Medien
INFOSAT warnt vor falschen Sat-Gebühr-Bescheiden
22.05.2006
Die Diskussion um die Verschlüsselung der Privatsender sowie den Plänen
zur Einführung einer Sat-Gebühr hat nicht nur den Markt erheblich
verunsichert, sondern auch erste Trittbrettfahrer auf den Plan gerufen.
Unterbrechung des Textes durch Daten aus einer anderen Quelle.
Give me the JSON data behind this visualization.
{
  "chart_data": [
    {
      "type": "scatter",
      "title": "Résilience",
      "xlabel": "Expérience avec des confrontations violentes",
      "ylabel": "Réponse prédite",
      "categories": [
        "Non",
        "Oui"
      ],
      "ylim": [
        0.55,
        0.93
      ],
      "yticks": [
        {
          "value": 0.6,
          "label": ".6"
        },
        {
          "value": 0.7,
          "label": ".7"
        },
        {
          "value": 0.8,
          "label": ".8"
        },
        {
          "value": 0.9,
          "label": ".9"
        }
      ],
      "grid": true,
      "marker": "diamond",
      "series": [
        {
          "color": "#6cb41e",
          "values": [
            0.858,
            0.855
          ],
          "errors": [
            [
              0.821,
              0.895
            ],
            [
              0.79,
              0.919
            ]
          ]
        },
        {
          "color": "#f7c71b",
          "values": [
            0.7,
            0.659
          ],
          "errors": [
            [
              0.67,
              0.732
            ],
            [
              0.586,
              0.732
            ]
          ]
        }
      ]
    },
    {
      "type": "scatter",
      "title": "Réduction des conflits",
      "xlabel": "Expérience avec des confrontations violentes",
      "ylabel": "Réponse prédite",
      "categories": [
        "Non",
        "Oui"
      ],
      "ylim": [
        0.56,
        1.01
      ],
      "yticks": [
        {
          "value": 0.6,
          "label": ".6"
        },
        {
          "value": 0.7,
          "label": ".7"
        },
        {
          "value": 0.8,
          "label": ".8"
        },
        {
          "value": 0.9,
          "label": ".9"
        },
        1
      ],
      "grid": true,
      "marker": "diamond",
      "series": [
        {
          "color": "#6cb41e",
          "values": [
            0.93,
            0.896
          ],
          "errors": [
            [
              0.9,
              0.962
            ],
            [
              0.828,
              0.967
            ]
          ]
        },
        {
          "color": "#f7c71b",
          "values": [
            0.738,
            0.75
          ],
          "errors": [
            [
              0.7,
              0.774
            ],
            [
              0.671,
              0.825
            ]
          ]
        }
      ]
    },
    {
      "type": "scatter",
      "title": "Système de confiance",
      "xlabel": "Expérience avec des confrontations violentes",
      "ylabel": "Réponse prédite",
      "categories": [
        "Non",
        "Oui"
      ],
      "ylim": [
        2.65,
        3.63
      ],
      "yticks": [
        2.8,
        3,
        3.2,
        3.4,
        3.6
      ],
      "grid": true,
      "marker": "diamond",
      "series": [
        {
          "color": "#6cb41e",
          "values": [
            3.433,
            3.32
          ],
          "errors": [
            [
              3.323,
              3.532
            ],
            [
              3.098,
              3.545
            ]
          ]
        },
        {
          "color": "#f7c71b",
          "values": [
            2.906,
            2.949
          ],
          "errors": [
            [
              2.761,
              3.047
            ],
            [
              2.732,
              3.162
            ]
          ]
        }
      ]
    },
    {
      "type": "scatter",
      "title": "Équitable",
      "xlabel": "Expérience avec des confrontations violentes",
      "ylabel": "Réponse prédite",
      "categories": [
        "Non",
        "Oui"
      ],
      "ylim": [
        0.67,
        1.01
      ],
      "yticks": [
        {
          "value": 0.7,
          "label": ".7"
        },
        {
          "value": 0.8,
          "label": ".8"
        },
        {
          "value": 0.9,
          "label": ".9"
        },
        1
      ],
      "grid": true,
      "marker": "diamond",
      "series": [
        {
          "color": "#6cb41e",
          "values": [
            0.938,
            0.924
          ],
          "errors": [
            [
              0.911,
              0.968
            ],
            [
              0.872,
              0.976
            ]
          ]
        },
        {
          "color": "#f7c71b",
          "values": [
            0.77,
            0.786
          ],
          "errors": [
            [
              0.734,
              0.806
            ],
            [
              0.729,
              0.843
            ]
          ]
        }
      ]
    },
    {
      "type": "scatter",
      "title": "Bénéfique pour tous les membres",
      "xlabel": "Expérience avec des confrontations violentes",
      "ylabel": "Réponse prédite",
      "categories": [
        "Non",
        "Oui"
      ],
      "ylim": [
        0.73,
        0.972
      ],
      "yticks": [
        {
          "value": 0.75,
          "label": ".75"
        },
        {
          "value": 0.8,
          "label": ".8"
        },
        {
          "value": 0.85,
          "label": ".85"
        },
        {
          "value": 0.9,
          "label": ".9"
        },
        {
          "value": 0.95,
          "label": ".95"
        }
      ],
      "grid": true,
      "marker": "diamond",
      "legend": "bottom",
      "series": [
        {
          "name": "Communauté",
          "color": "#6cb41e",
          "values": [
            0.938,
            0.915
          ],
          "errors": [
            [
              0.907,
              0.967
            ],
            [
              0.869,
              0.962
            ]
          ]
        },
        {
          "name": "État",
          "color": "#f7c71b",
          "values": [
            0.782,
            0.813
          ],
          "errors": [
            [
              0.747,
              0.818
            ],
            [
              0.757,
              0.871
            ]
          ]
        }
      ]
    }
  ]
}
Ein
Unternehmen namens Euro Sat GmbH mit Sitz in Berlin versendet gegenwärtig
Schreiben an TV-Zuschauer mit der Forderung, Gebühren für den Sat-Empfang
in Höhe von 6,50 Euro monatlich zu bezahlen. Insgesamt ist von einem
Jahresbeitrag in Höhe von 78,- Euro die Rede. Unter Berufung auf eine nicht
näher bezeichnete Verordnung eines Rundfunkrates sollen private
TV-Veranstalter dem Wortlaut des Schreibens entsprechend seit dem 1. Januar
2006 Sat-Gebühren erheben können.
INFOSAT, Fachmagazin für digitales Fernsehen, warnt alle TV-Zuschauer
vor dieser so genannten "Turnusrechnung". Die Schein-Gebühr sollte auf
keinen Fall entrichtet werden. Die Entscheidung über eine Einführung der
Sat-Gebühr ist bislang nicht gefallen und Gegenstand heftiger Kritik
seitens der Politik, der Medien und der Zuschauer. Die im Schreiben
von Euro Sat GmbH angedrohte Abschaltung des Sat-Empfangs bei
Nichtentrichtung der Gebühr ist aus der Luft gegriffen und entbehrt
jeglicher Grundlage. Das Amtsgericht Charlottenburg, zuständig für den
Handelsregister-Eintrag der genannten Firma, verwies auf Anfrage von
INFOSAT auf die Ermittlungsbehörden.
Hintergrund:
Rechtsexperten befürchten, dass durch die geplanten Sat-Gebühren eine
Zugangsbeschränkung zur Informationsquelle Fernsehen entsteht. Damit ist
die im Grundgesetz geregelte Medienordnung in Deutschland gefährdet. Dies
berichtet INFOSAT, Fachmagazin für digitales Fernsehen, in der aktuellen
Juni-Ausgabe Nr. 219, die seit dem 19. Mai im Handel erhältlich ist.